In a primal, almost simplistic way, you want to help -- do something. So you join "ONE", write Congress, give what amounts to peanuts to your favorite charity, and watch reality chug along it's grim path. Eventually, meaningless compassion can deepen into a feeling of hopelessness, then, into a hardening of all emotions.
This is how we meet Neely Tucker at the beginning of the book. He'd seen children die in Kosovo and hundreds of other "hot spots" around the world, as he reported the news. Then, one day, a tiny hand gripped his finger, and his hardened heart began to melt. This emotional attachment with an abandoned Zimbabwean girl, found by the side of the road, still covered in her mother's blood, ants eating her ear, takes Neely and his wife Vita (and the reader) on an unbelievably epic journey through the dark heart of the AIDS crisis and the re-emergence of one man's soul.
Judging from the adoption world at large (blogs, sites, forums, etc.) LOVE IN THE DRIEST SEASON seems to be the poor cousin to THERE IS NO ME WITHOUT YOU. Without taking anything away from Melissa Faye Green's powerful and pertinent examination of Ethiopia, I'd argue that Neely Tucker's memoir is equally affecting.
Neely is a white man from Mississippi who married a black woman from Detroit, then tried to adopt an African child from post-Colonial Zimbabwe. Issues of race, identity, national origin and adoption weave organically through his narrative -- from the Zimbabweans suspicion of a white man adopting a black girl (for sexual slavery?), to Vita's identification with and alienation from "mother Africa". At times, she is treated apart from her husband, at other times, rejected by the Africans, she feels very "American". Neely's family, who boycotted his marriage to Vita, fiercely love their daughter -- and even reveal family secrets concerning adoption.
Many of these issues have touched my own family, and seeing them refracted in the smaller, more personal moments of this otherwise "big scope" story led me to strongly identify with Neely. His nuanced analysis of his personal history, his loving portrayal of Vita, his honesty about the wear-and-tear their story caused to him, his marriage and his career pulled me through even the starkest chapters.

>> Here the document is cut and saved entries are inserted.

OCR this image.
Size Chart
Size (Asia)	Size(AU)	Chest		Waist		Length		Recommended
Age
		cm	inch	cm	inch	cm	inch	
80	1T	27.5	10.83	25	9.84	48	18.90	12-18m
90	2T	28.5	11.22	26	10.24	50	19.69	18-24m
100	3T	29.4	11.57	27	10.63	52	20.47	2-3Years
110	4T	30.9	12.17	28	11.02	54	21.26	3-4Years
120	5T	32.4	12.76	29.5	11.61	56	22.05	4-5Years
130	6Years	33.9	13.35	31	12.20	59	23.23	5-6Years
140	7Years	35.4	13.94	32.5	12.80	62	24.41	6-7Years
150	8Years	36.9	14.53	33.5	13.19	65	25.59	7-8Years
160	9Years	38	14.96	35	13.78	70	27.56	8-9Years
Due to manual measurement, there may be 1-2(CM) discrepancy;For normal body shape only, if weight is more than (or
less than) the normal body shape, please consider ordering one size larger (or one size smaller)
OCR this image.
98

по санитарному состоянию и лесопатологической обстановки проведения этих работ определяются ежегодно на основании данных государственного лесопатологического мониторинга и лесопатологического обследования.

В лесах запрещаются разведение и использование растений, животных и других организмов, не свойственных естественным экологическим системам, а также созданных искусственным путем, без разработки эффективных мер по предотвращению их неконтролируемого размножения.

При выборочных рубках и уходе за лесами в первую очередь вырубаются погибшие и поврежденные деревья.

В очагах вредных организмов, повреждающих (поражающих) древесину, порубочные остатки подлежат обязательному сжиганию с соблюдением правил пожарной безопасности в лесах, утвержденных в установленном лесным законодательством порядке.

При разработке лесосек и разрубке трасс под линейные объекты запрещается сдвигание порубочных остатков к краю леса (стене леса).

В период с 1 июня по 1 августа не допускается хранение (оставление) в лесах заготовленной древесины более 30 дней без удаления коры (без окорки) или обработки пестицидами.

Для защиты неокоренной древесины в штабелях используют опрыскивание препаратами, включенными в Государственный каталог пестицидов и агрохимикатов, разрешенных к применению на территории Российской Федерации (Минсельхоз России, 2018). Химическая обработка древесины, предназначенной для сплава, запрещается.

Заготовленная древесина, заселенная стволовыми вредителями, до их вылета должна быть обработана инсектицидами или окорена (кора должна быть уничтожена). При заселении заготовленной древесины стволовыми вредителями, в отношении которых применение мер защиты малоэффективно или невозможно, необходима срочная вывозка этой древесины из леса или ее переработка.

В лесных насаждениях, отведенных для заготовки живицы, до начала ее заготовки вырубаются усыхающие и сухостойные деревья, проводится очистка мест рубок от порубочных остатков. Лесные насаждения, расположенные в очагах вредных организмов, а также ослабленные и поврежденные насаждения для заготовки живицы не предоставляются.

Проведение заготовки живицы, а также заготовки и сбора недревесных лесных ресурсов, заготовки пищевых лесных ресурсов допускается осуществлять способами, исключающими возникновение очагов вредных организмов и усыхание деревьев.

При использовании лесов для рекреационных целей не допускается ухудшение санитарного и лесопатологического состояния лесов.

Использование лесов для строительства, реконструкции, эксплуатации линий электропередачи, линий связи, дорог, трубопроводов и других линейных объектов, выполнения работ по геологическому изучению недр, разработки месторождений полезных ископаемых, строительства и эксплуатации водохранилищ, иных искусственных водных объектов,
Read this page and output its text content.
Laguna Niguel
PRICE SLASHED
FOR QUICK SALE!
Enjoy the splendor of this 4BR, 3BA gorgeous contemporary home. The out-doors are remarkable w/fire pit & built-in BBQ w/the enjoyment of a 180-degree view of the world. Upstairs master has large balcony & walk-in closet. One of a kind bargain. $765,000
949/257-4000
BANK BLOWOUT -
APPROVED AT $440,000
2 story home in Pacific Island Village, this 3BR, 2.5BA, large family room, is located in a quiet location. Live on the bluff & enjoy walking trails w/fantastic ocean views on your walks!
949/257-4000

The thrust of the book, however, is the point/counterpoint of adopting the girl named Chipo, in the face of a country ravaged by AIDS. Adding context to this throughline, we also tag along on Neely's correspondent work. Headlines such as the Rwandan genocide, uprisings in the Congo and the bombing of the embassy in Nairobi all come into focus, allowing readers, perhaps for the first time, to understand the complex political interdependence between all of these troubled post-colonial countries.
Their Kafka-esque nightmare through the Zimbabwean bureaucracy illuminates clearlyand Tpowerfully the full reasons for the AIDS pandemic: the legacy of colonialism, leading to poor, undeveloped countries with large uneducated and impoverished black populations angry and fearful of Western intervention, local sexual mores (including a tradition for "dry sex", a fear of condoms because they "are for prostitutes", a complete unwillingness to admit the disease exists and a system that shuns those who are infected) and, most viciously and tragically, profoundly corrupt and quasi-facist governments which hide and deny the disease for reasons of pure ego and divert healthcare funding into their own purse. The problems are complex, with long histories. In a strange way, the truth does set us free, and the complexity of the problem does leave room for real change. The idea that some of these issues ARE fixable also cracks the door for hope.
In the end, however, life is unfair, and children do die. Cherish the kids we have and honor the memory of those who didn't make it as best we can. It doesn't sound that uplifting, writing it now, but I came away from the book with a better understanding of the world from which our kids come and why that world exists.
A parting note - this is the perfect book for the HUSBANDS out there. His POV and writing style are very guy-friendly. His exploits as a reporter add splashes of action and suspense. Most importantly, Neely's concerns about the adoption and the path he takes to having his heart opened to the idea is very identifiable to men. He struggles openly and honestly with his attempts to balance his marriage, his professional life and the toll of the adoption -- emotionally and financially. The adoption does extract a toll, but in the end, he feels more than recompensed. This book would be a welcome present for all DADS, WAITING DADS or POTENTIAL DADS out there (and might just help tip the scales for RESISTANT COULD-BE DADS as well!)